De todo modo, o filme permite uma série de discussões relativas à maneira como a tecnologia tem dominado nossas vidas. A ideia de substituição, por exemplo, já implícita na presença de um robô, é aqui levada a um limite com o qual não estamos preparados a lidar.
Pena que o aspecto ético seja tangenciado. Assim como a ideia de controle, sobretudo de homens inseguros que não conseguem se relacionar com mulheres inteligentes. Da qual deriva a objetificação do corpo feminino e sua domesticação.
É um filme que vale ser visto pelo que abre de possibilidades de debatermos assuntos importantes do momento, mesmo que abra por acidente e sem ir a fundo em qualquer das frentes possíveis.
É também uma obra desenvolvida por quem não tem muita ideia de como explorar o melhor dessa trama. Se tivesse, ficaríamos pregados na poltrona, sem dar sequer uma piscadela. É o efeito que os grandes thrillers nos causam.

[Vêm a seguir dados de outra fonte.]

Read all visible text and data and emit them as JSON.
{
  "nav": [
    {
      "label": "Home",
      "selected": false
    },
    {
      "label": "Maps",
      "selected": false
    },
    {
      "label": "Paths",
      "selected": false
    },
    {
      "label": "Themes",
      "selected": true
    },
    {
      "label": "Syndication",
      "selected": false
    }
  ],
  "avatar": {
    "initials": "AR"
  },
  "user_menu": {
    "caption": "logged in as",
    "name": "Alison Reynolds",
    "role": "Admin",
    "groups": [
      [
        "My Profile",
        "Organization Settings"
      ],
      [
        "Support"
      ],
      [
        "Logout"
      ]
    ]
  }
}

Possibilitar discussões interessantes pode até ser motivo para ver um filme. Infelizmente, “Acompanhante perfeita” não nos dá muito mais do que isso, cinematograficamente falando. (Sérgio Alpendre)
“ACOMPANHANTE PERFEITA”
EUA, 2025, 97 min. De Drew Hancock, com Sophie Thatcher, Jack Quaid e Lukas Gage. Classificação: 16 anos. Em cartaz na Grande BH nas salas dos shoppings BH, Boulevard, Cidade, Contagem, Del Rey, Diamond, Itáu Power, Minas, Monte Carmo, Pátio e Via.